Configuring blocklisted domains

Configuring blocklisted domains

Use Blocklisted Domains option to deny ACL large sets of DNS domains.

Note: Blocklisted Domains are always blocked, no matter the individual SPP Detection/Prevention Mode setting.

To configure:
  1. Go to Global Protection > Blocklist > Blocklisted Domains.
  2. Select the option based on the requirement:
    • Upload: Choose and upload the file with the list of blocklisted domains. The supported file formats are Text, MS-DOS, CSV MS-DOS and CSV (comma delimited).

      Note:

      • List entries must be individual Fully Qualified Domain Names (FQDNs), including the TLD (e.g. mail.fortinet.com). Wildcard Domain Names are not supported.
      • If you upload a new file, the new file replaces the older database but does not affect the individually added address from Create New below. There is no “append” function for uploaded files.
      • FortiDDoS supports a maximum of 1 million FQDNs in the uploaded list.
      • Uploads can take several minutes and there is no progress meter. Failure and success messages are displayed as appropriate.
    • Download: Save the file with the list of blocklisted domains to your system. This file includes uploaded and individually added FQDNs.
    • Clear: Clear the current FQDN list AND any individually added FQDNs from the GUI page list.
    • Create New: Add a new single blocklisted domain and click Save to include it in the existing list. FortiDDoS allows a maximum of 1024 added Domains.
    • Delete: Enter the specific domain address to remove from the existing list and click Delete.

Note:

  • Since a Domain name is present in both the Query and Response, Domain Blocklist will drop any Responses it sees containing blocklisted domains, even if FortiDDoS does not see the Query. This is useful in two circumstances:
    1. Asymmetric traffic where FortiDDoS is seeing the inbound traffic link only (does not see outbound Queries).
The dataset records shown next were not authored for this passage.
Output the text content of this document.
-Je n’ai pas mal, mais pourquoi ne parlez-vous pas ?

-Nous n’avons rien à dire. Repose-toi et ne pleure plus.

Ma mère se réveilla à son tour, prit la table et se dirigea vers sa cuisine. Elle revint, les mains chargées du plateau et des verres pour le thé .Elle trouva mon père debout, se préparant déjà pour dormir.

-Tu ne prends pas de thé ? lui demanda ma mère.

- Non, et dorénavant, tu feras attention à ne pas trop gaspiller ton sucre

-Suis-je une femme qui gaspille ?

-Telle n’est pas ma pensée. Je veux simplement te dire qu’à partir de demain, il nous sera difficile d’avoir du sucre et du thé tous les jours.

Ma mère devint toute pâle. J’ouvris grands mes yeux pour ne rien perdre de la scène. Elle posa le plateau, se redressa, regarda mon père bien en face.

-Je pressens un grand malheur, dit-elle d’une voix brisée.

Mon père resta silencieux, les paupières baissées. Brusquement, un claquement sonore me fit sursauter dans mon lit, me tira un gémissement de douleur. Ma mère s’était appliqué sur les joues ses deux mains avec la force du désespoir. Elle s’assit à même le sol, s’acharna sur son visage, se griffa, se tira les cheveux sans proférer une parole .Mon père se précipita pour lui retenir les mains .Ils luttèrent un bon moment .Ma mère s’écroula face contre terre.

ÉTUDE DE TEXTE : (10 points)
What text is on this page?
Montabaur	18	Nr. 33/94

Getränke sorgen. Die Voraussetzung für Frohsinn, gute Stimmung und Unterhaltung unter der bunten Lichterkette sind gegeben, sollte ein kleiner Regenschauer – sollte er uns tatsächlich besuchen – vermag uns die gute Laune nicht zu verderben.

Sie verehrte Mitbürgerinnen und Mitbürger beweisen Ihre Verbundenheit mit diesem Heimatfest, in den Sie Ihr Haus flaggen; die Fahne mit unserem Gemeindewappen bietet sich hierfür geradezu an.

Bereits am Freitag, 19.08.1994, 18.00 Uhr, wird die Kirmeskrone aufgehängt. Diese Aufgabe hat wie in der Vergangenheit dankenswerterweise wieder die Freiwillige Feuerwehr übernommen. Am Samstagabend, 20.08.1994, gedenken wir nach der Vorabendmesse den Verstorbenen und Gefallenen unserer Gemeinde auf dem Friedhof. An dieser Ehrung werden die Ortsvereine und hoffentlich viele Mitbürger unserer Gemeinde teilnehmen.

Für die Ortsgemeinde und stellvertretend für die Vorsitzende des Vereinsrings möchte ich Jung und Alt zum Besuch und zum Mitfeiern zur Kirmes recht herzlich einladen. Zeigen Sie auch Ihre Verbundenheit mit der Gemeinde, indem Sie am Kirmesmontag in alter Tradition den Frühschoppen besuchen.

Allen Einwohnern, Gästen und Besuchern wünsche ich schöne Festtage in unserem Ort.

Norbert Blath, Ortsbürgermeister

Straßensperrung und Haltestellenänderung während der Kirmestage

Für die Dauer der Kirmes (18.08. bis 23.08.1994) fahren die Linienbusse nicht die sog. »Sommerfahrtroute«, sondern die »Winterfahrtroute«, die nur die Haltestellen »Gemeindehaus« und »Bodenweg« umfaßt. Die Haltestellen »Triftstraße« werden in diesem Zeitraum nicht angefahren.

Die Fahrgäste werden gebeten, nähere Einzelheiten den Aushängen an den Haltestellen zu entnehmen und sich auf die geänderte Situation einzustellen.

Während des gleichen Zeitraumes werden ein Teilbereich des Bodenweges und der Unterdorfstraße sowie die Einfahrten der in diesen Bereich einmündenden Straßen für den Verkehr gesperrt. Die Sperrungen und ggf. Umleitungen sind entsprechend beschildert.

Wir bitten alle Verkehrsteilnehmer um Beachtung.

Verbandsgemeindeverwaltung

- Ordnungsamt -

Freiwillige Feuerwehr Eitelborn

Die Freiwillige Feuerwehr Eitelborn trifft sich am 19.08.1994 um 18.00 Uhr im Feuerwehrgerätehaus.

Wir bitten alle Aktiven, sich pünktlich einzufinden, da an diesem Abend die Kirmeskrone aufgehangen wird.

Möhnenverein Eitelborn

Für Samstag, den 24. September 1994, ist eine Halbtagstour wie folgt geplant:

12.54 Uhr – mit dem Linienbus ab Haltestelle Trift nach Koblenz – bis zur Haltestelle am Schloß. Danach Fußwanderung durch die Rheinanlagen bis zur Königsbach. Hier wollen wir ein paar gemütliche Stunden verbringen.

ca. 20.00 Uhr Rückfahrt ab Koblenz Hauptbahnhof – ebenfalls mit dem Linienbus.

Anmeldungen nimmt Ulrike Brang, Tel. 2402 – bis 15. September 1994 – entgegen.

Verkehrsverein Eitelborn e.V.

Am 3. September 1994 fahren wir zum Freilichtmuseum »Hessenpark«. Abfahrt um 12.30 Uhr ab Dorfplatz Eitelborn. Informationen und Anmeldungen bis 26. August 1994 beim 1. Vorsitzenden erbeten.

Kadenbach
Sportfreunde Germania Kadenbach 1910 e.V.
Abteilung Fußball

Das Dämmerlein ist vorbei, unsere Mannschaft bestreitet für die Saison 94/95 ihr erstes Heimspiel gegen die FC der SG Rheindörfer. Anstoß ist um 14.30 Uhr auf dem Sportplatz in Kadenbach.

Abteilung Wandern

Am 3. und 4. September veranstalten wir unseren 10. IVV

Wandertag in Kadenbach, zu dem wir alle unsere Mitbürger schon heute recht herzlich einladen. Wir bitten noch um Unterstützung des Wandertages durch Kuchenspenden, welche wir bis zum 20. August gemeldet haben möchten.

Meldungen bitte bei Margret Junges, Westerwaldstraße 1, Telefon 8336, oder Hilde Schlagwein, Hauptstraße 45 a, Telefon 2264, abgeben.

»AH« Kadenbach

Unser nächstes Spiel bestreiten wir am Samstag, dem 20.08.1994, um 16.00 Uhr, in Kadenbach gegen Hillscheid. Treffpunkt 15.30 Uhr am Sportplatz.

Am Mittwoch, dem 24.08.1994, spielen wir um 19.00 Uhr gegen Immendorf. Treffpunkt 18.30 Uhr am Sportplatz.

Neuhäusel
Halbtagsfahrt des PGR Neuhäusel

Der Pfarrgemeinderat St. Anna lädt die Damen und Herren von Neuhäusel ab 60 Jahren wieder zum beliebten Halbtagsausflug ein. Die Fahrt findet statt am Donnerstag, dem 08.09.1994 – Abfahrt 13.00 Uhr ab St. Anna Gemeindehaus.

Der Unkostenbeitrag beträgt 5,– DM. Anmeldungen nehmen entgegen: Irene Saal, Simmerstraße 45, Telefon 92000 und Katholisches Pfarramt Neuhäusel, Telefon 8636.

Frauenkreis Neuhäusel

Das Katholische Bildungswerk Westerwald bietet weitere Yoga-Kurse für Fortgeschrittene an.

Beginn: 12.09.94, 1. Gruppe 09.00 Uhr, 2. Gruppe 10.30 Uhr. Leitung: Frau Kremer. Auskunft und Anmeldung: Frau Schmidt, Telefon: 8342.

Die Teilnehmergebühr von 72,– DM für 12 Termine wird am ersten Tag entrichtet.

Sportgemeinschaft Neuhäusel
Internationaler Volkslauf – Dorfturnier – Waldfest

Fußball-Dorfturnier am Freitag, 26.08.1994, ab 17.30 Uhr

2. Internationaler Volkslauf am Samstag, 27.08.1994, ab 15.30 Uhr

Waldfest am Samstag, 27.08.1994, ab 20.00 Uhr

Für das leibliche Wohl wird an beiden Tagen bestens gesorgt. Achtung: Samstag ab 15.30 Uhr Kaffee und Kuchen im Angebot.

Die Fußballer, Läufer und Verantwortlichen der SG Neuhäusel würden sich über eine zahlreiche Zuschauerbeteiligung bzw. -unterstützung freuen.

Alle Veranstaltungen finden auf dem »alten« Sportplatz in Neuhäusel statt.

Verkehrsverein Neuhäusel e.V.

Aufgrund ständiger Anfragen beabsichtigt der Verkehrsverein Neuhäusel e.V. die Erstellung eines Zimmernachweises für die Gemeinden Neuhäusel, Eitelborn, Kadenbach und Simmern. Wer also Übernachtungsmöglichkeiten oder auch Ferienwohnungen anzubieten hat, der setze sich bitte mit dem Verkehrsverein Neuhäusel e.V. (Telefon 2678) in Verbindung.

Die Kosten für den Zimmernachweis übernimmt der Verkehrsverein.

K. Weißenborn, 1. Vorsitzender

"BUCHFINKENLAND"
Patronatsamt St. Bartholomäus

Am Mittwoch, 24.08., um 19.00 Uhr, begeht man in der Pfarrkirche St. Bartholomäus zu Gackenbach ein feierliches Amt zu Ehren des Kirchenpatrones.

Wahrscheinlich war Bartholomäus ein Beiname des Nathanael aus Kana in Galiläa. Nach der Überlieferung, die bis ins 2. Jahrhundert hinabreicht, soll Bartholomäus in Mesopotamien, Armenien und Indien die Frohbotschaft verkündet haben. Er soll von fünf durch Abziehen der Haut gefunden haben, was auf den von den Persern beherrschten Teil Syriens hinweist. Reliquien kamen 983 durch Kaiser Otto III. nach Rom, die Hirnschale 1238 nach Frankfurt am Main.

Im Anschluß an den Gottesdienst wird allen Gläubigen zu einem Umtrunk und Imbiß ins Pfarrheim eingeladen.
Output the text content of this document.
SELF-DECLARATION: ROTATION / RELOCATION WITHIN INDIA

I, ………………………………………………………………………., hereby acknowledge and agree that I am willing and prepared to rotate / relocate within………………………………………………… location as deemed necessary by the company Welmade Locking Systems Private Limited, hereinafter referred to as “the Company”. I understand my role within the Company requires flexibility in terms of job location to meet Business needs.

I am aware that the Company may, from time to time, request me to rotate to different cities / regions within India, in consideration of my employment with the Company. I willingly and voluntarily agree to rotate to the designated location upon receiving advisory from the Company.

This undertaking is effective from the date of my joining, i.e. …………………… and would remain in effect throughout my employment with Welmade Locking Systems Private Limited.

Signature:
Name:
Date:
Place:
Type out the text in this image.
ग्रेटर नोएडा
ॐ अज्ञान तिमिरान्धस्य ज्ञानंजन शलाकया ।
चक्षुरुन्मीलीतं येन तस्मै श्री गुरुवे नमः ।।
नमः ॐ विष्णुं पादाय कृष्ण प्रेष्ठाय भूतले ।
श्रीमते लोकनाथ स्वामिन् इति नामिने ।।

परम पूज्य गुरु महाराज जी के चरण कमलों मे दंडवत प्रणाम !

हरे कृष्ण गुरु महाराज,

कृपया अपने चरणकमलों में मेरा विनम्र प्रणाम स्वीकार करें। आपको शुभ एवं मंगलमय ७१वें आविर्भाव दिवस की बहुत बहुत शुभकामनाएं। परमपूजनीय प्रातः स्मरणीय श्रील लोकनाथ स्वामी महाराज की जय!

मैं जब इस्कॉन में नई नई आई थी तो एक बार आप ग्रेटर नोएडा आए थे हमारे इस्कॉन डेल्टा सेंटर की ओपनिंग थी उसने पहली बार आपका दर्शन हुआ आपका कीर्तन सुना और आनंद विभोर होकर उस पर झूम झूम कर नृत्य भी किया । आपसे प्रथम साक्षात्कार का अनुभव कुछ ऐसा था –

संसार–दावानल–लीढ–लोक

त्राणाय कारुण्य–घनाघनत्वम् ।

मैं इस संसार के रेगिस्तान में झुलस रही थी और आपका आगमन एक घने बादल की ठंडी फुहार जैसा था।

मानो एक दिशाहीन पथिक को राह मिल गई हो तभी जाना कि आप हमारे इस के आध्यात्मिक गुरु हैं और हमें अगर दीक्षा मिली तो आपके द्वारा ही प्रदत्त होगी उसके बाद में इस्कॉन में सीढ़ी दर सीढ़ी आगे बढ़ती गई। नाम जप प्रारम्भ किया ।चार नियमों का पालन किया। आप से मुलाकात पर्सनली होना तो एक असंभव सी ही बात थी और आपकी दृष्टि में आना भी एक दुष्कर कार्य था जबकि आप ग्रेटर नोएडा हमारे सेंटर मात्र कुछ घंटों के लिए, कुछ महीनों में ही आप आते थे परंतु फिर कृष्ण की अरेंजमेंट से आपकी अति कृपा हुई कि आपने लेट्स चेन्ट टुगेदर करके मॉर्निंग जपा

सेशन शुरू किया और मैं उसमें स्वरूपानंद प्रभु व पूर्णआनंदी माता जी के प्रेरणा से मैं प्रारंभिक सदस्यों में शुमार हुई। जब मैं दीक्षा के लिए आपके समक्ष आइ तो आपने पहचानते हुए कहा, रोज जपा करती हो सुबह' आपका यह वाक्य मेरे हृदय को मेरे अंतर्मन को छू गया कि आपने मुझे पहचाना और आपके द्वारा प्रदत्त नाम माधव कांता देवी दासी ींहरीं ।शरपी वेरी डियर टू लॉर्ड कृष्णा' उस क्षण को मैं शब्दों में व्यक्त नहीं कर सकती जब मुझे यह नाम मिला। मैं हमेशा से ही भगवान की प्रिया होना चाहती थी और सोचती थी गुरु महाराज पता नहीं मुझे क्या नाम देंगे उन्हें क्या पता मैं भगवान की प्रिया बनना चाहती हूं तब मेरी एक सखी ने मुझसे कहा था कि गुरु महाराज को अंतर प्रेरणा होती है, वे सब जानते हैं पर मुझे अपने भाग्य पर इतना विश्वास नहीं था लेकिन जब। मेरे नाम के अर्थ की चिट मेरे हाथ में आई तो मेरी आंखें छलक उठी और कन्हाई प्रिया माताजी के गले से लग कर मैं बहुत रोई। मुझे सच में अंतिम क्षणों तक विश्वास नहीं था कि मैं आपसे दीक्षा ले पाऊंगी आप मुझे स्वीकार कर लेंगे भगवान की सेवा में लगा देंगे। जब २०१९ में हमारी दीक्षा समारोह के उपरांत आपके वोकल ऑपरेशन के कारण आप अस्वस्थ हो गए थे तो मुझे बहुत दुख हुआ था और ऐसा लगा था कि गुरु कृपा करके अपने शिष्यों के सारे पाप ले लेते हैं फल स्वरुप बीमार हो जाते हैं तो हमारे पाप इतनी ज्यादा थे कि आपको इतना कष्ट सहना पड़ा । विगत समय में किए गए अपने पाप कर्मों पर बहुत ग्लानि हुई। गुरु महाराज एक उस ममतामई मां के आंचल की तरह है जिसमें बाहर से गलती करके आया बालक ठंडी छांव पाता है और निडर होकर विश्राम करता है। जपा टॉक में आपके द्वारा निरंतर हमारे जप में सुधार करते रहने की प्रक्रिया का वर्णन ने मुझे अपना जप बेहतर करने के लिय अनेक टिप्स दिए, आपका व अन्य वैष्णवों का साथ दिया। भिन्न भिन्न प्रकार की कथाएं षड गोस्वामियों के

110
Thus, Blocklisted Domains is effective on ISP peering and transit links to block malicious and botnet C&C Domains.
    2. Reflected Response Floods may use malicious FQDNs, in which case Domain Blocklist may see the flood before DQRM sees it.
    3. • Blocklisted Domains does not support the underscore ( _ ) character, which is “invalid” according to DNS RFCs but widely used. Files containing underscores in the FQDNs will be rejected. If required use a DNS Profile Blocklist which supports the character.

    4. • Blocklisted Domains allows FQDNs with “tlds” of less than 2 characters (abc.d) which are invalid. Make sure FQDNs have valid “tlds” (abc.tv, for example).